May you, at least once in your life, have a juddering cinematic experience;
May you come to terms with a “driverless” future;
May you always pronounce the damn h;
…and may the hijinks ensue.

Thanks for stopping by.  Au Vendredi!

*   *   *

[1] Which is a good word that deserves to be used more often than it is.

[2] Should you have a few thousand dollars you need to get rid of.

[3] I suggested he go upstairs and sit or lie down, as he was rather wobbly standing.  He wanted to go up the stairs by himself; I insisted he hold on to the handrail, which he did, while vaulting up the stairs two at a time.  When I snapped at him to slow down he said, “It feels better this way!”

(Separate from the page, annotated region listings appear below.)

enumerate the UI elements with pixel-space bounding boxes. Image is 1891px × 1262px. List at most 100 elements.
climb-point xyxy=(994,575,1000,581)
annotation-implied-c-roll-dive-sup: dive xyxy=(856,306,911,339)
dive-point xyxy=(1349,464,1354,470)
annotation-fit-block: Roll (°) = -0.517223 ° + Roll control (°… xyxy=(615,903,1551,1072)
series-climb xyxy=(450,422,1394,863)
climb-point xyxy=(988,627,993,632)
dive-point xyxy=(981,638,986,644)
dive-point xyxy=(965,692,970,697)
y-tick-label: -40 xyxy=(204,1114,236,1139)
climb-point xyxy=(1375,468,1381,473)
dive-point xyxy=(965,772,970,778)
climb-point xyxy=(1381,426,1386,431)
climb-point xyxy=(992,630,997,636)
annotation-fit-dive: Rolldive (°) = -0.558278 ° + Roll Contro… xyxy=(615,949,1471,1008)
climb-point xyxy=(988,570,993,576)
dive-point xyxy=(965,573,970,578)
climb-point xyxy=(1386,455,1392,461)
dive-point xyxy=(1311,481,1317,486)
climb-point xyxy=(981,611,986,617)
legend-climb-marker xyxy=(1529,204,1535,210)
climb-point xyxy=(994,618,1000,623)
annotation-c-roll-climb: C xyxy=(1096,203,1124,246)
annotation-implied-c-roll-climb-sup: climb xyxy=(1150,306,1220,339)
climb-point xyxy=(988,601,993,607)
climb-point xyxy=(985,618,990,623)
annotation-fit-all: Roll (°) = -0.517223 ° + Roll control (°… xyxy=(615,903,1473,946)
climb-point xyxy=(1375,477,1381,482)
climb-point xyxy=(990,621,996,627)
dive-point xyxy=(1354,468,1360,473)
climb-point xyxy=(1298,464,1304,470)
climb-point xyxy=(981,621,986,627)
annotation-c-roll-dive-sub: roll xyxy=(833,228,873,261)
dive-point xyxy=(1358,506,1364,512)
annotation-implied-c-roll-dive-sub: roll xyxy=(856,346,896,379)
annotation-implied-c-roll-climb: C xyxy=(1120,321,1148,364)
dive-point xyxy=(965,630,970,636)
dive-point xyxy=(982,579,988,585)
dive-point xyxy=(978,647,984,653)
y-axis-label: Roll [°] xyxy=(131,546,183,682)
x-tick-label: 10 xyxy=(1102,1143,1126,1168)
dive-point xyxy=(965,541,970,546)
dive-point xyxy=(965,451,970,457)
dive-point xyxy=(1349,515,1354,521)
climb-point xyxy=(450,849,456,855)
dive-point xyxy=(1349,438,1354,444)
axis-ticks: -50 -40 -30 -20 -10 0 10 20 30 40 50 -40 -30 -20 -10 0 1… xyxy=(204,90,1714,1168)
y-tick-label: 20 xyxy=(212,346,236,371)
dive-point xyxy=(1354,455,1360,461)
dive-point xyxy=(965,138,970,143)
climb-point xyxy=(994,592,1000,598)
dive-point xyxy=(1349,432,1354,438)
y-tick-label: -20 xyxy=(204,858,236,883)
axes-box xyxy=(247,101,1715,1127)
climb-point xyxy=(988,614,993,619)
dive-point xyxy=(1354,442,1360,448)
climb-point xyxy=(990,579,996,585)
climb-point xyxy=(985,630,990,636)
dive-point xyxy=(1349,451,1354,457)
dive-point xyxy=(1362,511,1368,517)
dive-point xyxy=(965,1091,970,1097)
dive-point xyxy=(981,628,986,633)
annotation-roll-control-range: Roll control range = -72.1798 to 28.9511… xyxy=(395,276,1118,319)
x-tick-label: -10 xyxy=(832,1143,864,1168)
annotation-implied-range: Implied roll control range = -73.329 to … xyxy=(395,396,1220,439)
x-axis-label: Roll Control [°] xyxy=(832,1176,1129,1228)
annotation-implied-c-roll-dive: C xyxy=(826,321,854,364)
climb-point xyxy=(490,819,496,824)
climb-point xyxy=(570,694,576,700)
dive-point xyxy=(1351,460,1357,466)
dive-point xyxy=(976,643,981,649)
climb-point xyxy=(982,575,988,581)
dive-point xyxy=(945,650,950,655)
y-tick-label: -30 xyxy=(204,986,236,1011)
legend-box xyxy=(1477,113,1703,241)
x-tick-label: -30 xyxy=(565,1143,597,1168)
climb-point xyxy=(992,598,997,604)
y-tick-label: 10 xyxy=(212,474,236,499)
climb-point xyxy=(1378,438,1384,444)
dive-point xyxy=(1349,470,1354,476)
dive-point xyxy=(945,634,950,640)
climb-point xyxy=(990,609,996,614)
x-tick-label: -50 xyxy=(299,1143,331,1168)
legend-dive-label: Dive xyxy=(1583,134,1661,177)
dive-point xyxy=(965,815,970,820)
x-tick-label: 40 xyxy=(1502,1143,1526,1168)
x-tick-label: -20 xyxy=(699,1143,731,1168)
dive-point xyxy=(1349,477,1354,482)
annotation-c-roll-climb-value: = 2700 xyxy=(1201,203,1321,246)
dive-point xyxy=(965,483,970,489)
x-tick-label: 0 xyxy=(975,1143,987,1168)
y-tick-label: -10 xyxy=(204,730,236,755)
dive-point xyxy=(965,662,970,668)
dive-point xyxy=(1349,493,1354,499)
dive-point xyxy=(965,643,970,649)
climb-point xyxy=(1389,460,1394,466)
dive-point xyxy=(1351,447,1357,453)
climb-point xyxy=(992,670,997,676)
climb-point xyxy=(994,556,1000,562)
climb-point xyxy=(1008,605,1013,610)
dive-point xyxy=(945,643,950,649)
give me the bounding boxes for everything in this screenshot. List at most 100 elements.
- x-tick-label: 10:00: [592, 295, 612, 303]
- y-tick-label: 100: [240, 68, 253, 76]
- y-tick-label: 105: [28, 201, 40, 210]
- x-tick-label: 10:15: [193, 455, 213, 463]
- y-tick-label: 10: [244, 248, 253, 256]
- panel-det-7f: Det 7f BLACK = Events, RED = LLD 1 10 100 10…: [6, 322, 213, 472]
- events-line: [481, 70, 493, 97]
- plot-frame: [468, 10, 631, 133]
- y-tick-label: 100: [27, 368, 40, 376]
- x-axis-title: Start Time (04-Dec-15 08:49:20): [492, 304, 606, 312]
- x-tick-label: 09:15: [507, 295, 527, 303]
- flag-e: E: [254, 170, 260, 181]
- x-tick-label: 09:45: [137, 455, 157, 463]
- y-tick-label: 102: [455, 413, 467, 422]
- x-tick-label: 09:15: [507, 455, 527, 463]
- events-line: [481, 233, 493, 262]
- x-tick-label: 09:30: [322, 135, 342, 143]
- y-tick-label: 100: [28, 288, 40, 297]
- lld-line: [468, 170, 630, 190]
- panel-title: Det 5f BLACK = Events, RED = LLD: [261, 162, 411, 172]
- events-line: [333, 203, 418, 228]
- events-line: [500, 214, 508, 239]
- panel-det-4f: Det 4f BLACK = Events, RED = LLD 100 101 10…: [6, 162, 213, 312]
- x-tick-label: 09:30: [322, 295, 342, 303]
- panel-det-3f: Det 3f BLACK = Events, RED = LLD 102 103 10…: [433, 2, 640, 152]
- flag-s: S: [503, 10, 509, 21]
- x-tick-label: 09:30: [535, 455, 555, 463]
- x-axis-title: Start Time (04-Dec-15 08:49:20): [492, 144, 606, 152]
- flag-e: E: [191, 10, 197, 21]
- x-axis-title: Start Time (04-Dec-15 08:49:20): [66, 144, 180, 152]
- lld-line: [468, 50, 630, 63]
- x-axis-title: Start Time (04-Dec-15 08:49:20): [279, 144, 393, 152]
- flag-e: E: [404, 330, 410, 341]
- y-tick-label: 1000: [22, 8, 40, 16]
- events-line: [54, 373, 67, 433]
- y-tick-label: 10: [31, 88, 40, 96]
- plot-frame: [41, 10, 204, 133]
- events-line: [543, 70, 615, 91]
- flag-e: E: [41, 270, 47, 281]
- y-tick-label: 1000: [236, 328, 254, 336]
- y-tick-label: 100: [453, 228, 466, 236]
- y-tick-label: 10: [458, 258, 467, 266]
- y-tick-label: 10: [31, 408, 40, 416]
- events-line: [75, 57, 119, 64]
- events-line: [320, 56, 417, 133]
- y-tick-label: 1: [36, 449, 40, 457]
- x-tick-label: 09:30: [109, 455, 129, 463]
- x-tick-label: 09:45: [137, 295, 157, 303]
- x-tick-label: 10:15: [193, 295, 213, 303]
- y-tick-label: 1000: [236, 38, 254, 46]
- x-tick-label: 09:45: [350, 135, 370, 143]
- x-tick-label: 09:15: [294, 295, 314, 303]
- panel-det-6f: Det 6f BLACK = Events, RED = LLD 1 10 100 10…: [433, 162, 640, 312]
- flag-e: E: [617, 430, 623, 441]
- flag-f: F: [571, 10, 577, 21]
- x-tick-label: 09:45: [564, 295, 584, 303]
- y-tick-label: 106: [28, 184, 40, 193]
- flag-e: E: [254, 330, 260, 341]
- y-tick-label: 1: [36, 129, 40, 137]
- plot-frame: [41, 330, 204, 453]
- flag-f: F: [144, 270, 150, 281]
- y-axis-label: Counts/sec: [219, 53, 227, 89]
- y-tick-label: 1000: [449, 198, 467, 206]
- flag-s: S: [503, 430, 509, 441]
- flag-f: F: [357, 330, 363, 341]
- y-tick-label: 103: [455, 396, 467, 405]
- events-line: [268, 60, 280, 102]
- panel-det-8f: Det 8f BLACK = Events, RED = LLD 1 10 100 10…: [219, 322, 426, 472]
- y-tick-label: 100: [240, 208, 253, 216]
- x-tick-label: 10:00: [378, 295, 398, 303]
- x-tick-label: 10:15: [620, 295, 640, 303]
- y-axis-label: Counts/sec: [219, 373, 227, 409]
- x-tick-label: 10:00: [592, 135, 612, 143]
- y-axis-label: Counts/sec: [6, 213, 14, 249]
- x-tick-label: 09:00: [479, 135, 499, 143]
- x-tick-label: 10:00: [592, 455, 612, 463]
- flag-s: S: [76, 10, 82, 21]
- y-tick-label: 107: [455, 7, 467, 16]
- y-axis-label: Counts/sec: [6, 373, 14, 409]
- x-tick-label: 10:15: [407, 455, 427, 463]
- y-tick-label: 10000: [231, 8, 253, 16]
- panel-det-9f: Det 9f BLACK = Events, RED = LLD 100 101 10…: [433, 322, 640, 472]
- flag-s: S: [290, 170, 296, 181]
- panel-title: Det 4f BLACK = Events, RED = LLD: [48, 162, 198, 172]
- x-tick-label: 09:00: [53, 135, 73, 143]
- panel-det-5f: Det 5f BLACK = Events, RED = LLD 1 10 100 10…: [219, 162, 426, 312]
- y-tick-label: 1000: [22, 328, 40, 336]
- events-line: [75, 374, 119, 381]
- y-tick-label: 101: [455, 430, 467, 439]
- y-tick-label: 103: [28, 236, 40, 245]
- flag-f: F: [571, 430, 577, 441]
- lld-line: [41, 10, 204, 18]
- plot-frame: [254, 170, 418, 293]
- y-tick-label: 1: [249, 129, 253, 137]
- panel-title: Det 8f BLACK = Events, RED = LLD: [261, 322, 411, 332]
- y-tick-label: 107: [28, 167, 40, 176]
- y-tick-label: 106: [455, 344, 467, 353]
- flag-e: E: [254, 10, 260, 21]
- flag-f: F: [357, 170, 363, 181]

[4] Who cares what driverless cars think about *me*?

[5] As in, do they know they exist?  If a car is self-driving, does it have a sense of “self”?

[6] For a variety of reasons, including reading studies that show that cruise control actually raises crash risks, and reading about several accidents caused when cars’ cruise control mechanism “stuck,” including this horrific one… and also, I think it keeps me more awake and engaged by having to keep my foot on the throttle, and brake.